Software testing is an established method to ensure software quality and reliability, but it is an expensive process. In recent years, the automation of test case generation has received significant attention as a way to reduce costs. However, the oracle problem (a mechanism for determine the (in) correctness of an executed test case) is still major problem which has been largely ignored. Recent work has shown that building a test oracle using the principles of anomaly detection techniques (mainly semisupervised/ unsupervised learning models based on dynamic execution data consisting of an amalgamation of input/output pairs and execution traces) is able to demonstrate a reasonable level of success in automatically detect passing and failing execution [1], [2]. In this paper, we present a comparison study between our machine-learning based approaches and an existing techniques from the specification mining domain (the data invariant detector Daikon [3]).

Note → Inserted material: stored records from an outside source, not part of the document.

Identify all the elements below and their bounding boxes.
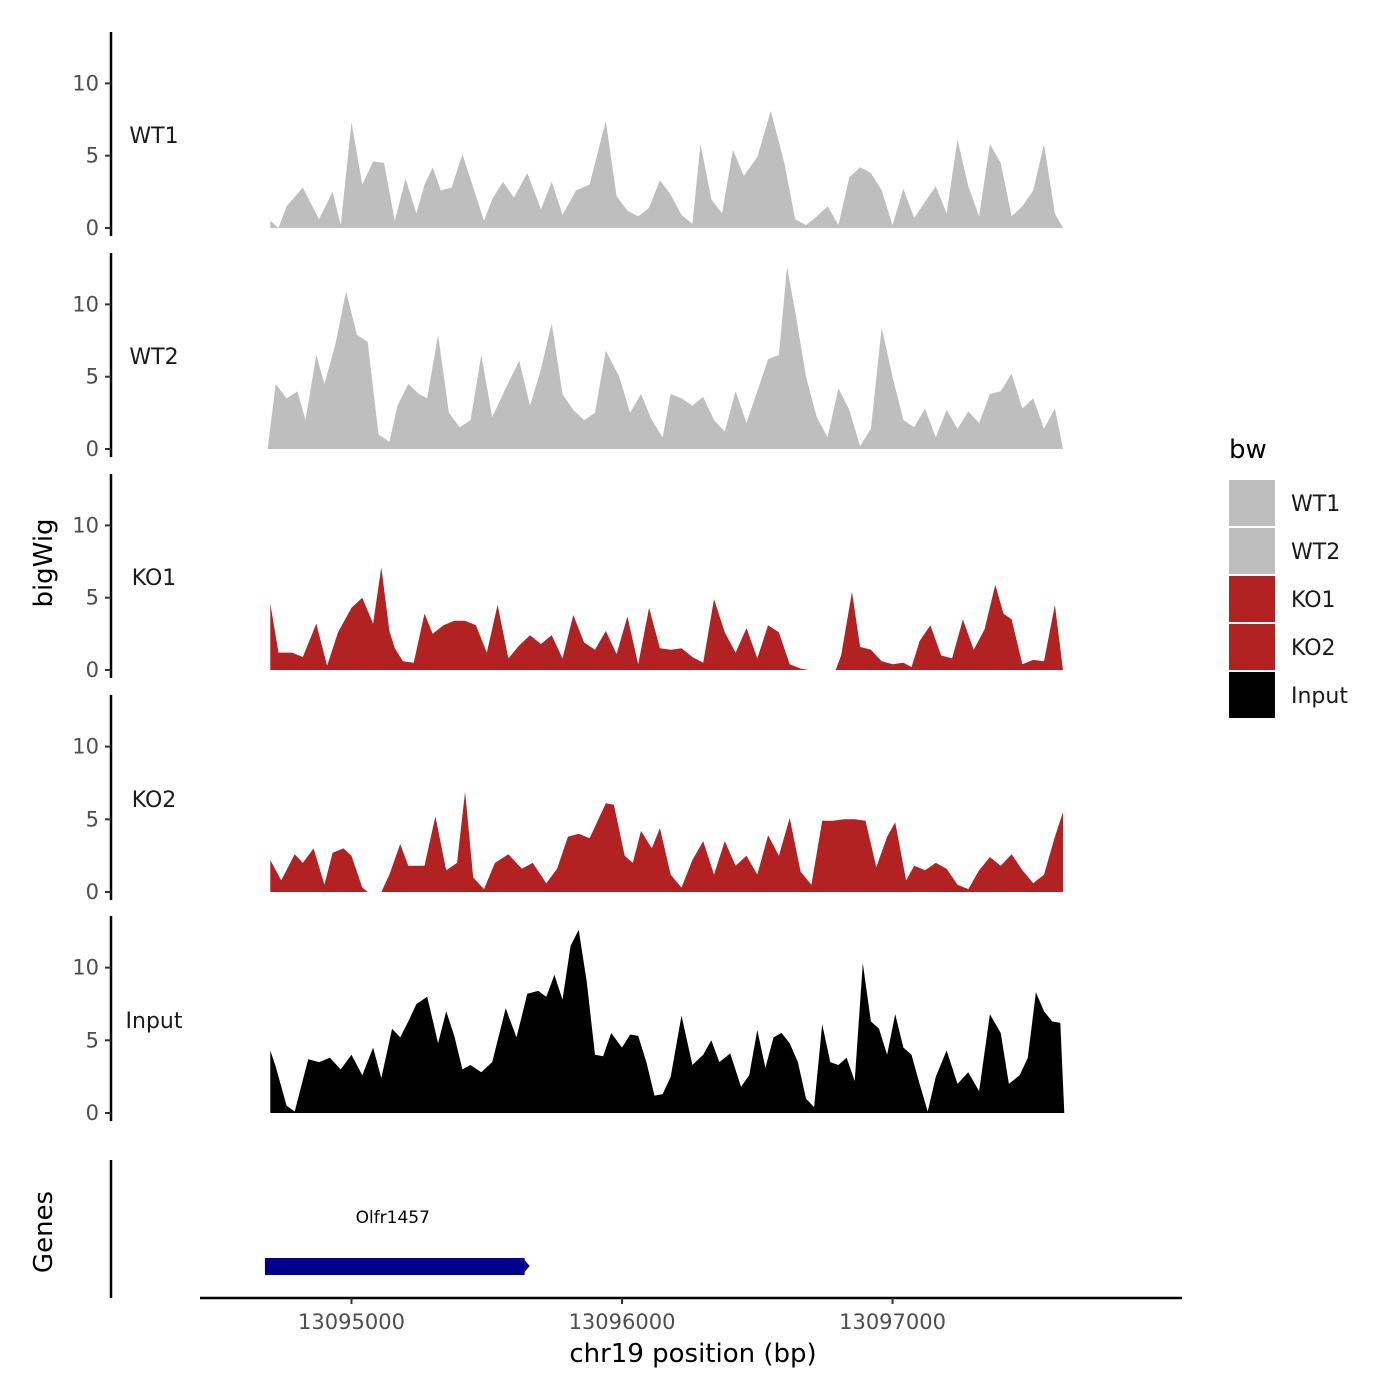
legend-label-wt1: WT1	[1291, 492, 1340, 517]
x-axis-title: chr19 position (bp)	[569, 1339, 816, 1369]
gene-label: Olfr1457	[356, 1208, 430, 1228]
gene-panel: Olfr1457	[109, 1160, 530, 1298]
x-tick-label: 13097000	[839, 1310, 946, 1334]
legend: bw WT1 WT2 KO1 KO2 Input	[1229, 435, 1348, 718]
x-axis: 13095000 13096000 13097000	[200, 1296, 1182, 1334]
track-panel-ko2: 0 5 10 KO2	[72, 695, 1063, 904]
y-tick-label: 10	[72, 71, 99, 95]
track-panel-wt2: 0 5 10 WT2	[72, 253, 1064, 461]
legend-label-ko2: KO2	[1291, 636, 1336, 661]
legend-label-input: Input	[1291, 684, 1348, 709]
coverage-area-ko1-2	[270, 567, 809, 670]
y-tick-label: 5	[86, 365, 99, 389]
y-tick-label: 5	[86, 586, 99, 610]
y-tick-label: 10	[72, 735, 99, 759]
legend-swatch-input	[1229, 672, 1275, 718]
gene-strand-arrow	[524, 1260, 530, 1272]
coverage-area-ko1-3	[835, 584, 1063, 670]
y-tick-label: 5	[86, 1028, 99, 1052]
track-panel-input: 0 5 10 Input	[72, 916, 1065, 1125]
y-tick-label: 0	[86, 1101, 99, 1125]
track-label-ko1: KO1	[132, 566, 177, 591]
genes-axis-title: Genes	[29, 1191, 59, 1273]
coverage-area-wt2-1	[267, 266, 1064, 449]
legend-swatch-wt2	[1229, 528, 1275, 574]
y-tick-label: 10	[72, 513, 99, 537]
x-tick-label: 13095000	[298, 1310, 405, 1334]
y-tick-label: 5	[86, 144, 99, 168]
y-tick-label: 0	[86, 437, 99, 461]
track-panel-wt1: 0 5 10 WT1	[72, 32, 1063, 240]
y-tick-label: 10	[72, 956, 99, 980]
x-tick-label: 13096000	[569, 1310, 676, 1334]
coverage-area-input-6	[270, 929, 1065, 1113]
coverage-area-wt1-0	[270, 110, 1063, 228]
track-panels: 0 5 10 WT1 0 5 10 WT2 0 5 10 KO1 0 5 10 KO2 0 5 10 Input	[72, 32, 1065, 1125]
track-label-input: Input	[126, 1009, 183, 1034]
y-axis-title: bigWig	[29, 518, 59, 607]
gene-body	[264, 1258, 525, 1275]
legend-label-ko1: KO1	[1291, 588, 1336, 613]
coverage-area-ko2-4	[270, 848, 368, 892]
legend-label-wt2: WT2	[1291, 540, 1340, 565]
track-label-wt1: WT1	[129, 124, 178, 149]
y-tick-label: 10	[72, 292, 99, 316]
track-label-wt2: WT2	[129, 345, 178, 370]
legend-title: bw	[1229, 435, 1267, 465]
y-tick-label: 0	[86, 216, 99, 240]
legend-swatch-ko2	[1229, 624, 1275, 670]
legend-swatch-wt1	[1229, 480, 1275, 526]
legend-swatch-ko1	[1229, 576, 1275, 622]
coverage-area-ko2-5	[381, 791, 1063, 892]
track-panel-ko1: 0 5 10 KO1	[72, 474, 1063, 682]
track-label-ko2: KO2	[132, 788, 177, 813]
gene-strand-arrow	[264, 1260, 270, 1272]
y-tick-label: 5	[86, 807, 99, 831]
y-tick-label: 0	[86, 658, 99, 682]
y-tick-label: 0	[86, 880, 99, 904]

The two approaches are evaluated on a range of midsized systems and compared in terms of their fault detection ability. The results show that in most cases semi-supervised learning techniques perform far better as an automated test classifier than Daikon. However, there is one system for which our strategy struggles and Daikon performed far better. Furthermore, unsupervised learning techniques performed on a par when compared with Daikon in several cases.